Odyssey director and founder Emily Auerbach, an English professor who runs the program through the Division of Continuing Studies, based the program in part on the model of Kentucky’s Berea College. Her own parents — Wanda Irwin Auerbach, who grew up in Appalachia without running water, and Robert Auerbach, who escaped Nazi persecution in Germany — met at Berea while taking advantage of the free four-year liberal arts education the college provided to poor students.
“Without [the Odyssey Project], I would not have realized the insatiable desire I have to learn and to model that example for my family.”

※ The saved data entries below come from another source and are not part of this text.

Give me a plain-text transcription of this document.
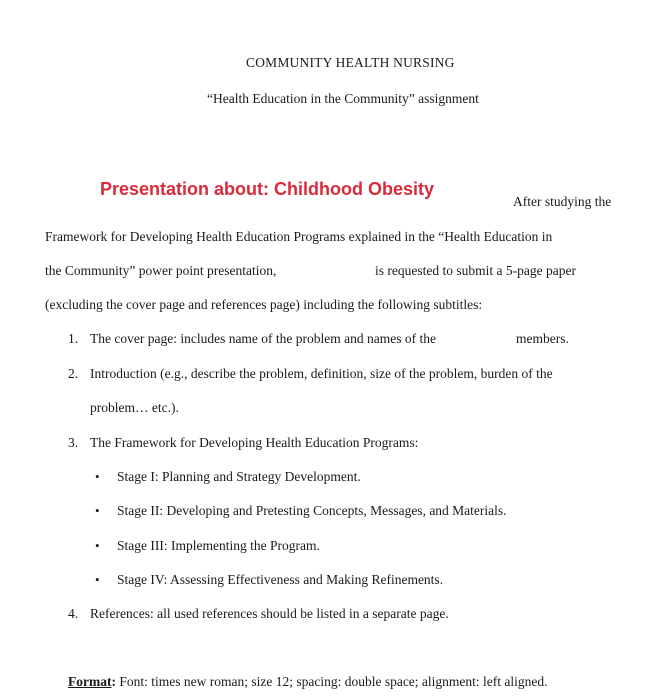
COMMUNITY HEALTH NURSING
“Health Education in the Community” assignment
Presentation about: Childhood Obesity
After studying the
Framework for Developing Health Education Programs explained in the “Health Education in
the Community” power point presentation,	is requested to submit a 5-page paper
(excluding the cover page and references page) including the following subtitles:
1. The cover page: includes name of the problem and names of the	members.
2. Introduction (e.g., describe the problem, definition, size of the problem, burden of the
problem… etc.).
3. The Framework for Developing Health Education Programs:
• Stage I: Planning and Strategy Development.
• Stage II: Developing and Pretesting Concepts, Messages, and Materials.
• Stage III: Implementing the Program.
• Stage IV: Assessing Effectiveness and Making Refinements.
4. References: all used references should be listed in a separate page.
Format: Font: times new roman; size 12; spacing: double space; alignment: left aligned.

“My parents understood so well what a difference opportunity could make in the life of someone who had been written off,” says Emily Auerbach. “The Odyssey Project is going strong after 10 years because I know from their journey out of poverty, through free access to higher education, that education is what can break the cycle of generational poverty. Whole lives can change.”
The Odyssey Project meets students where they are — literally and figuratively. Its two-step process begins at the Goodman South Madison Branch library, every Wednesday night from September through May. Thirty students explore great works in the humanities as a way to recognize their own gifts while easing into the rigors of college work.
“Students who complete the course report that they feel better about themselves, have more hope about their futures, become more active in their communities, read more, are more likely to vote, and improve their abilities as parents, even if they have not yet escaped poverty,” wrote Auerbach in “Wisconsin People and Ideas.”
Support from grants, private donations and from UW–Madison supplies students with free tuition, textbooks, childcare and a weekly dinner. At the end of the program, the students have earned six credits in English and a springboard to new avenues in life: meaningful work, a college degree, and more.
“Without [the Odyssey Project], I would not have realized the insatiable desire I have to learn and to model that example for my family,” says Anthony Ward, one of the documentary’s subjects, whose Odyssey experience led to a career as a Madison police officer and admission to UW–Madison. “The Odyssey Project classes stimulate the mind and also are run with love and respect.”
The anniversary is bittersweet. Wanda Auerbach, a former reference librarian at UW–Madison, is featured in the documentary. She passed away unexpectedly on Sunday, Nov. 25, before seeing her own story told on a national stage. As her legacy, however, she requested that memorials be made to charities “devoted to free access to higher education for those facing economic barriers” — Berea College and the Odyssey Project.
“She was an ardent supporter; she got very interested in every student’s life,” says Emily Auerbach. “She understood that students who wanted to come to class couldn’t afford the gas, or find the textbook, because she had been there. And she also understood that any program dealing with lower income adults must use absolute respect.”
The documentary premiered on the Big Ten Network on Sunday, Dec. 2 — the day Wanda Auerbach was laid to rest. Her husband plans to attend the program viewing on Thursday.
“Her legacy will live on with this program,” says Emily Auerbach. “It makes me want to throw myself into the project with even more fervor.”